After precipitating the DNA of the lymph node cells, radioactivity measurements were performed. The activity was expressed as the number of disintegrations per minute (DPM) and a stimulation index (SI) was subsequently calculated for each group.

No irritation was observed in any of the animals. Scaliness, noted for three animals, was considered not to have a toxicologically significant effect on the activity of the nodes.

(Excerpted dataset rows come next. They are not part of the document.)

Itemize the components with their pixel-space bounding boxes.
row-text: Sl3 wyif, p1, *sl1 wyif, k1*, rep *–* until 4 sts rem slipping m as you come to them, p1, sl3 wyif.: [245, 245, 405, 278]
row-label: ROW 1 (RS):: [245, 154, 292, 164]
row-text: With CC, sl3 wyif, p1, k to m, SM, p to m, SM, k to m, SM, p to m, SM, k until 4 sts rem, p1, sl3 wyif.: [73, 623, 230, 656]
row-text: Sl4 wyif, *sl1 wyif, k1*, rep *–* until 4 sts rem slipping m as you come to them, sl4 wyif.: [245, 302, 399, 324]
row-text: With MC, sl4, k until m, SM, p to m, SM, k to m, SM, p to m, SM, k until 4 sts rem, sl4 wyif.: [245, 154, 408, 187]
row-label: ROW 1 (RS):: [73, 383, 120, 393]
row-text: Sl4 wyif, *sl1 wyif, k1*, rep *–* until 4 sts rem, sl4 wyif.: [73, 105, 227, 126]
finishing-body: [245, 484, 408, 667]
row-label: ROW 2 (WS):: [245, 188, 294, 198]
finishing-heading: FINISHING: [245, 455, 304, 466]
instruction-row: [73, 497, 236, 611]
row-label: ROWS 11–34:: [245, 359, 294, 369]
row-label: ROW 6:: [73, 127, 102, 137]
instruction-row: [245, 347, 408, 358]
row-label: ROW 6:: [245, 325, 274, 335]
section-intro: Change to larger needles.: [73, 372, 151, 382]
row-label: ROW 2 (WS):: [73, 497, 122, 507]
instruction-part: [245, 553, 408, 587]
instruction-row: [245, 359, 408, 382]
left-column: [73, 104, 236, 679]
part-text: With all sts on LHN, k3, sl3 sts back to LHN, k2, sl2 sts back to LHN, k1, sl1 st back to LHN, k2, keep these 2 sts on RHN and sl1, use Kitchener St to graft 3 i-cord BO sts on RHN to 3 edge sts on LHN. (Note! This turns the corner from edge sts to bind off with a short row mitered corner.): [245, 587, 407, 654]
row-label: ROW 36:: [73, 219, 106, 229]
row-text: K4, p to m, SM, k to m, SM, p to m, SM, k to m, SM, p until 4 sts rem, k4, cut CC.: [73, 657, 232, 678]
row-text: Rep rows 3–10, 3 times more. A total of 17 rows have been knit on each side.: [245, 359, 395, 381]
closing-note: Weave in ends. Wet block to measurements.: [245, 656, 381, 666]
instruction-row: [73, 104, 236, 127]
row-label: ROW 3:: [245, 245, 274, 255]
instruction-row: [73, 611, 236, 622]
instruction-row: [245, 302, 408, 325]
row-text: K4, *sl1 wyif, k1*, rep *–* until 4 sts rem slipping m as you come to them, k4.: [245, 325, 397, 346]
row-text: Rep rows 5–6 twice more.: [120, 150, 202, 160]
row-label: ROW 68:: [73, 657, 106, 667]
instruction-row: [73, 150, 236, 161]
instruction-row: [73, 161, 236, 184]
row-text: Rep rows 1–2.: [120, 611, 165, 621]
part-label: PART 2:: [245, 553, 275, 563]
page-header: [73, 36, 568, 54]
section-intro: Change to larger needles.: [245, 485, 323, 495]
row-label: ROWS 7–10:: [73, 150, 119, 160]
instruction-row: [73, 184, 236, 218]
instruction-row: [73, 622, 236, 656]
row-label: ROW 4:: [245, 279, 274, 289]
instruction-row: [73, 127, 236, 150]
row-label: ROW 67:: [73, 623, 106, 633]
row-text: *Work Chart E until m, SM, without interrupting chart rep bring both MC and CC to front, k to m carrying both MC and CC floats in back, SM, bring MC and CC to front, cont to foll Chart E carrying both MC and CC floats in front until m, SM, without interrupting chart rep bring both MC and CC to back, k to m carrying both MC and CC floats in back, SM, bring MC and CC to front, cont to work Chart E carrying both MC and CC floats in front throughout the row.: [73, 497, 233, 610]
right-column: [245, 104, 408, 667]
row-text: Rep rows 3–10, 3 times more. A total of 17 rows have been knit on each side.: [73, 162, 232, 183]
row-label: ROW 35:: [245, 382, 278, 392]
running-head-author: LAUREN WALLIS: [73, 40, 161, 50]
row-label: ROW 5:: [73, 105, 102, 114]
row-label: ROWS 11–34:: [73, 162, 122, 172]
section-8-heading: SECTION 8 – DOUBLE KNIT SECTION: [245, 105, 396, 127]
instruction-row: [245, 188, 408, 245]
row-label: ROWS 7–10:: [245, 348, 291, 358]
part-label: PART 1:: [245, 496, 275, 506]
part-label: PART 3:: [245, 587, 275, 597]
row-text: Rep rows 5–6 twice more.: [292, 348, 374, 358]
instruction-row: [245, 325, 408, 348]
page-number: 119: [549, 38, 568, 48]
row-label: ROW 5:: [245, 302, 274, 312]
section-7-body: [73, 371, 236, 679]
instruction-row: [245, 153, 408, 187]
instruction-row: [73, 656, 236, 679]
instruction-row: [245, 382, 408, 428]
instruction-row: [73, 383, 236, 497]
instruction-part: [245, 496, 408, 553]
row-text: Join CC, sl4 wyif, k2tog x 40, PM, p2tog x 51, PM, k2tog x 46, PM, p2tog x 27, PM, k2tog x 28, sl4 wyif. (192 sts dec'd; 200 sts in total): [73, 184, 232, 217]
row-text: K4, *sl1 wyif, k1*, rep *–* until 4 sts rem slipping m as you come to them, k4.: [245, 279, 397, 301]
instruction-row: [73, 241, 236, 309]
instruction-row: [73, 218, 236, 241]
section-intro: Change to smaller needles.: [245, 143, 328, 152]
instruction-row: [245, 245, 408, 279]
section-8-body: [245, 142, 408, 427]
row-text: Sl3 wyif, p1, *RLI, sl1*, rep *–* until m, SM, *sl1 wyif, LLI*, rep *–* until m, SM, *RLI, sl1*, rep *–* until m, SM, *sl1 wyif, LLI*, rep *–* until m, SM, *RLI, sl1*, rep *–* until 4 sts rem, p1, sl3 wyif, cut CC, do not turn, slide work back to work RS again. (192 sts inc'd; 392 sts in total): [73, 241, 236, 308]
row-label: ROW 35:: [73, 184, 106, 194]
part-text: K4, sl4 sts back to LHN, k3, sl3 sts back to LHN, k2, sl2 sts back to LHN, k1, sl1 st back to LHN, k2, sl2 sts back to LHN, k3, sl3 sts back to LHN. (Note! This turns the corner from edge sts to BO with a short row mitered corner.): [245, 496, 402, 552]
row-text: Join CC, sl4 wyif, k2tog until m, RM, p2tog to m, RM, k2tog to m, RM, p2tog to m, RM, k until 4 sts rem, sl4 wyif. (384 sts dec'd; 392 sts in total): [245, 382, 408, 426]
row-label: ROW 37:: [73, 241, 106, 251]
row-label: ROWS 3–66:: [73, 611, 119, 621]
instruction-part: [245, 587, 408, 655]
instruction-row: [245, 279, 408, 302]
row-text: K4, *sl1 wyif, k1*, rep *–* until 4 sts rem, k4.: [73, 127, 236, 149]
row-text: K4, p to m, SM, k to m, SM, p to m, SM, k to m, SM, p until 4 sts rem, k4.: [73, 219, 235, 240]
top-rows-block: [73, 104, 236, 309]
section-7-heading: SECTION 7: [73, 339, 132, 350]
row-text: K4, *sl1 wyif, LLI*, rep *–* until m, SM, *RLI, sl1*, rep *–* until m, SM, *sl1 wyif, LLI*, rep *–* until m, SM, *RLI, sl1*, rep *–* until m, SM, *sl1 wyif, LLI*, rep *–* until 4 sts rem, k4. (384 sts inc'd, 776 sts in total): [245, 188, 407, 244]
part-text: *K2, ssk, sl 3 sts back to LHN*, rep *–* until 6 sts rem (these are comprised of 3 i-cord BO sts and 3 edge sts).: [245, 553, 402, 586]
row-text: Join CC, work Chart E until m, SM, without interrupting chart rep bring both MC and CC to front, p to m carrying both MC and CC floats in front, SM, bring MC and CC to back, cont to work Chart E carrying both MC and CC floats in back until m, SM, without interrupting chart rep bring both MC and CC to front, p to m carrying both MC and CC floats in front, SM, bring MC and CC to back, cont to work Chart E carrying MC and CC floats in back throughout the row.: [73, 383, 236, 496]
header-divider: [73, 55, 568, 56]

The auricular lymph nodes of the animals of the control animals, animals treated at 25% and most animals treated at 50% were considered normal in size. The lymph nodes of the animals treated at

100% and two animals treated at 50% were considered enlarged. No macroscopic abnormalities of the surrounding area were noted for any of the animals.

Mean DPM/animal values for the experimental groups treated with test item concentrations 25, 50 and 100% were 2969, 6377 and 8516 DPM, respectively. The mean DPM/animal value for the vehicle control group was 706 DPM. The SI values calculated for the test item concentrations 25, 50 and 100% were 4.2, 9.0 and 12.1, respectively.

These results show that the test substance elicits a SI ≥ 3. Although, the data do not permit the use of linear interpolation, calculation of EC3 values (the estimated test substance concentration that will give a SI =3) by loglinear extrapolation can provide a reliable estimation of sensitization potency class for use in risk assessment and can avoid the need for repeat animal testing. The data show a clear dose response and a slope ratio of 0.32 was calculated indicating that extrapolation can provide a reliable estimation of the EC3 value according to Ryan et al 2007. An estimated EC3 value of 21.0% was calculated.

The six-month reliability check with Alpha-hexylcinnamaldehyde indicates that the Local Lymph Node Assay as performed at WIL Research Europe is an appropriate model for testing for contact

hypersensitivity.

According to the Regulation (EC) No 1272/2008 on classification, labelling and packaging of items and mixtures (including all amendments), Resorcinol diacetate should be classified as skin

sensitizer (Category 1B) and labeled as H317: May cause an allergic skin reaction.

Endpoint conclusion

Endpoint conclusion:

adverse effect observed (sensitising)

Respiratory sensitisation

Endpoint conclusion

Endpoint conclusion:

no study available

Justification for classification or non-classification

The results of the LLNA show that the test substance elicits a SI ≥ 3. An estimated EC3 value of 21.0% was calculated.

According to the Regulation (EC) No 1272/2008 on classification, labelling and packaging of items and mixtures (including all amendments), Resorcinol diacetate should be classified as skin

sensitizer (Category 1B) and labeled as H317: May cause an allergic skin reaction.